Critique : La Double vie de Véronique

Erwan Desbois | 15 février 2006
Erwan Desbois | 15 février 2006

Et si chacun d'entre nous ne menait pas sa vie en solitaire, mais dans un numéro de tandem inconscient avec une personne qui nous est inconnue et pourtant familière ? Tous ces sentiments de déjà-vu, ces coïncidences présumées, ces intuitions, ne sont-ils que le fruit du hasard ou bien seraient-ils dus à des liens irréels, impalpables ? Voilà la question qui traverse le long-métrage de Krystof Kieslowski La Double Vie de Véronique. Ou plutôt qui irradie ce film, tant celui-ci est lumineux et chaleureux.
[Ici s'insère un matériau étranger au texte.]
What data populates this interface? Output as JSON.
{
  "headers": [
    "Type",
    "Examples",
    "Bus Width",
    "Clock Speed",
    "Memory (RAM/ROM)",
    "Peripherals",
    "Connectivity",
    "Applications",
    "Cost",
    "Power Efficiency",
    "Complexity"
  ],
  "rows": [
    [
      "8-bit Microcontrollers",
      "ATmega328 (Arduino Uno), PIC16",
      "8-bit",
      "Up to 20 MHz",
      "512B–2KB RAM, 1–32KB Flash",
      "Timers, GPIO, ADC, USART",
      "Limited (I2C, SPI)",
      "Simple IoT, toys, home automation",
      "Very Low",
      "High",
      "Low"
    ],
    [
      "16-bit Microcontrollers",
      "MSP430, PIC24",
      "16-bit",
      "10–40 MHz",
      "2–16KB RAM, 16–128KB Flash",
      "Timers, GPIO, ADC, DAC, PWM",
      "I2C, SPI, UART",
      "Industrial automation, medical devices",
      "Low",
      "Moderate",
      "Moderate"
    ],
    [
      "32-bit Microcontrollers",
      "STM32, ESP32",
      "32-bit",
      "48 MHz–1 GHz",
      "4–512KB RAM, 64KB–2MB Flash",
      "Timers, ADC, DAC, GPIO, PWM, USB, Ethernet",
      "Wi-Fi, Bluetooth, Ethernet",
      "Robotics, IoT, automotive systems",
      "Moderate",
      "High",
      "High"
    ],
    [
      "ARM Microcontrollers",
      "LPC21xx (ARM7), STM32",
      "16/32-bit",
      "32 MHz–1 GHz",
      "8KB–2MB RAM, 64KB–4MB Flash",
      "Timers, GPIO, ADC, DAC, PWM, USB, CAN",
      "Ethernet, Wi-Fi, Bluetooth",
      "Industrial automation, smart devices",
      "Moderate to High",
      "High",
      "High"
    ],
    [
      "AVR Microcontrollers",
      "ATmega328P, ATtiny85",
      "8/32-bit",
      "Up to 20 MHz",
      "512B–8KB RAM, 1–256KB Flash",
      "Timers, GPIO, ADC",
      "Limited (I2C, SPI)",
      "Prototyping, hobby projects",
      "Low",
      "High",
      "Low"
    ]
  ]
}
Le sujet du film est le lien immatériel qui relie peut-être Véronique la Française et Weronika la Polonaise, deux jeunes femmes physiquement identiques et nées le même jour, mais qui ne se connaissent pas et n'ont même aucun parent commun. Pourtant, elles partagent tout ce qui est de l'ordre des sensations, de l'intangible : même passion pour la musique, même désir de croquer la vie à pleines dents, mêmes douleurs… « Je crois que j'ai du chagrin », dit d'ailleurs Véronique à l'instant où Weronika meurt à plusieurs milliers de kilomètres d'elle.

Il serait cependant faux de dire que Weronika s'est définitivement éteinte ; car tout ce que l'on a appris sur elle au cours de la première partie polonaise du récit trouve écho chez Véronique. C'est sur ces détails du quotidien, ces petits riens (le plaisir que la jeune femme prend au contact de son anneau d'or sur le contour de ses paupières, par exemple) que la caméra s'attarde pour relier ses deux personnages, et ainsi les rendre identiques à nos yeux, par la seule force de la suggestion sensorielle. En effet, Kieslowski ne cherche aucunement à nous apporter une preuve de cette relation spéciale ; au contraire, il vise à nous la faire ressentir et s'adresse pour cela à nos sens plutôt qu'à notre raison.

La Double Vie de Véronique est en conséquence un film éminemment charnel, construit non pas autour de dialogues et d'une intrigue (celle-ci est ici anecdotique) mais autour de sensations, d'impressions : celles créées par la tonalité particulière de la photographie aux teintes sépia ; par la pureté qui émane de la prestation (ou plutôt de la simple présence) d'Irène Jacob ; et surtout par la musique cristalline et bouleversante de Zbigniew Preisner. Cette dernière atteint des sommets d'émotion au cours de la plus belle séquence du film, un inoubliable récital d'opéra (durant lequel Weronika rend son dernier souffle) filmé en caméra subjective et qui résonne jusqu'au plus profond de nous.

Formellement virtuose et par moments touché par la grâce, La Double Vie de Véronique perd de sa force évocatrice quasi-miraculeuse dès qu'il repose les pieds sur terre, comme lors de son épilogue trop explicite qui débouche par conséquent sur une mise en abyme ratée. Inégal et plus ou moins convaincant selon notre sensibilité initiale à son message, le film n'en reste pas moins une expérience unique, ainsi qu'une réelle démonstration de maîtrise cinématographique.